Pakistan : État d’urgence ou retour à la démocratie ?
Alerte
6 juin 2007
This Briefing is currently only available in English.
SYNTHÈSE
Le président Pervez Musharraf, confronté à son plus grand défi depuis presque huit ans d’un pouvoir autoritaire, va probablement tenter de conserver le pouvoir en dépit d’une opposition croissante à son régime. De nombreuses rumeurs qui circulent au Pakistan suggèrent qu’il va décréter l’état d’urgence, ce qui reviendrait à suspendre les droits fondamentaux et signifierait dans les faits la proclamation de la loi martiale. Face à une opposition de plus en plus vigoureuse depuis la décision du général Musharraf, le 9 mai 2007, de limoger le président de la Cour suprême, Iftikhar Mohammad Chaudhry, il sera impossible pour le président et les militaires qui le soutiennent de maintenir le statu quo. Les alliés occidentaux du Pakistan, parmi lesquels les États-Unis sont les plus influents, peuvent inverser la tendance en affirmant clairement que l’état d’urgence est une situation inacceptable et que le Pakistan devrait revenir à un gouvernement démocratique en organisant des élections libres, justes et démocratiques d’ici la fin de l’année.
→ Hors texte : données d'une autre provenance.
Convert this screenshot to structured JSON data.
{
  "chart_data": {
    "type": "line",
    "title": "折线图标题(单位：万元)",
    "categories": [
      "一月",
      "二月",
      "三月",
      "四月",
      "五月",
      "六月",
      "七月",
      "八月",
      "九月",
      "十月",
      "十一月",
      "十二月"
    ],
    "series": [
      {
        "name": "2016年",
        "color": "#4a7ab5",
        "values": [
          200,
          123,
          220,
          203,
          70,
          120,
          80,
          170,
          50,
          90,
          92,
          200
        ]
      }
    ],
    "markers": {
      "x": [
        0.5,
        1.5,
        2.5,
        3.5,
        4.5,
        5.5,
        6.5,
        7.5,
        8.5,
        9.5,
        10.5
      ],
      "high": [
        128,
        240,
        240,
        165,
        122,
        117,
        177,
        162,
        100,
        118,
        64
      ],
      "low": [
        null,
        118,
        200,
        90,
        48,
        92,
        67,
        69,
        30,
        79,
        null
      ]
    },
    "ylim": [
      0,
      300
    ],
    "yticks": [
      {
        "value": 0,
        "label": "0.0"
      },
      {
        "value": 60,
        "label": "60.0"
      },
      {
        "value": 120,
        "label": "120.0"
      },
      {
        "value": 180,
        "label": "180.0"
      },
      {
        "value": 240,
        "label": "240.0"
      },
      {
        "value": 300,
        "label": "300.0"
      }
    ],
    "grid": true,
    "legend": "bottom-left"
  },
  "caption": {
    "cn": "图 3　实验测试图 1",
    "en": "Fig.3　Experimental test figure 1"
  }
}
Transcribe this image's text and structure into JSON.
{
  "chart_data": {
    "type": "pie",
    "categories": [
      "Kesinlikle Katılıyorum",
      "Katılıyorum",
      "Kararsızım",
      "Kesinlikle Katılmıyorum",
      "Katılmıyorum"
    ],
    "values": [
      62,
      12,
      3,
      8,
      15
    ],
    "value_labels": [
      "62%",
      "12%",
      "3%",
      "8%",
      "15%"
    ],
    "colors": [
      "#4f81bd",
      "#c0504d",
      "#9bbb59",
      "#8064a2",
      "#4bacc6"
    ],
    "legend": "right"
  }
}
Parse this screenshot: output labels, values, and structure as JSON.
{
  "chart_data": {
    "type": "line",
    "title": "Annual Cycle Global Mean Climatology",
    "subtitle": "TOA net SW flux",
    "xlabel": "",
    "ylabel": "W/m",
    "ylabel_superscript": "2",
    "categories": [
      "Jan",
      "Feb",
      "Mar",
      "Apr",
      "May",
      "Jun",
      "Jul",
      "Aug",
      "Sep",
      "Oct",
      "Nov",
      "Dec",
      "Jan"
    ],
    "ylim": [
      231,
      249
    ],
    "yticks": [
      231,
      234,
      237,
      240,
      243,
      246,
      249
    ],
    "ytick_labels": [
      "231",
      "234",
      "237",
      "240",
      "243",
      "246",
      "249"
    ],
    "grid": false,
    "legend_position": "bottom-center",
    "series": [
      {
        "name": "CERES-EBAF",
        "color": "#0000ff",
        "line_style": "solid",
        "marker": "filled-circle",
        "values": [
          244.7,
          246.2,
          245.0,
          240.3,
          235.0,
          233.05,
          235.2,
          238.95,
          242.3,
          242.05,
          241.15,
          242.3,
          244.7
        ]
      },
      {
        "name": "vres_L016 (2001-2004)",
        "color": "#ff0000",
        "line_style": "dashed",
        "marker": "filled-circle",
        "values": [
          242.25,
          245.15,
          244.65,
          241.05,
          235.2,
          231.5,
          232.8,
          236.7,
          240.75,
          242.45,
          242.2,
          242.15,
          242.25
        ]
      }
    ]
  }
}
Le pire scénario serait que le régime gouverne par lois d’urgence et utilise la force pour réprimer l’opposition massive qui s’ensuivrait. Le pays plongerait immédiatement dans le chaos et la violence, ce qui renforcerait le rôle des groupes islamistes et, si Washington soutenait le régime sur cette voie, le sentiment anti-américain en serait exacerbé.
Le meilleur des cas serait une transition vers un régime démocratique grâce à des élections libres et justes qui marginaliseraient les forces extrémistes et réduiraient les tensions croissantes dans la société. Ceci serait possible si l’armée considérait qu’il est dans son intérêt de renoncer à la loi martiale, comme elle l’a fait par le passé.
Les États-Unis devraient prendre la tête d’un mouvement international incluant l’Union européenne et le Japon et appelant à une transition pacifique vers un régime démocratique en :
-
mettant en garde fermement et publiquement contre l’imposition de l’état d’urgence ou l’adoption de mesures visant à réprimer des libertés garanties par la constitution telles que la liberté d’expression, d’association, de réunion et de mouvement ;
-
faisant pression sur le général Musharraf pour qu’il s’abstienne de toute intervention politique dans l’affaire du juge actuellement entendu par la Cour suprême ; et
-
en demandant à l’armée pakistanaise de permettre le retour à la démocratie par des élections libres et justes, ce qui implique d’autoriser le retour des responsables politiques en exil.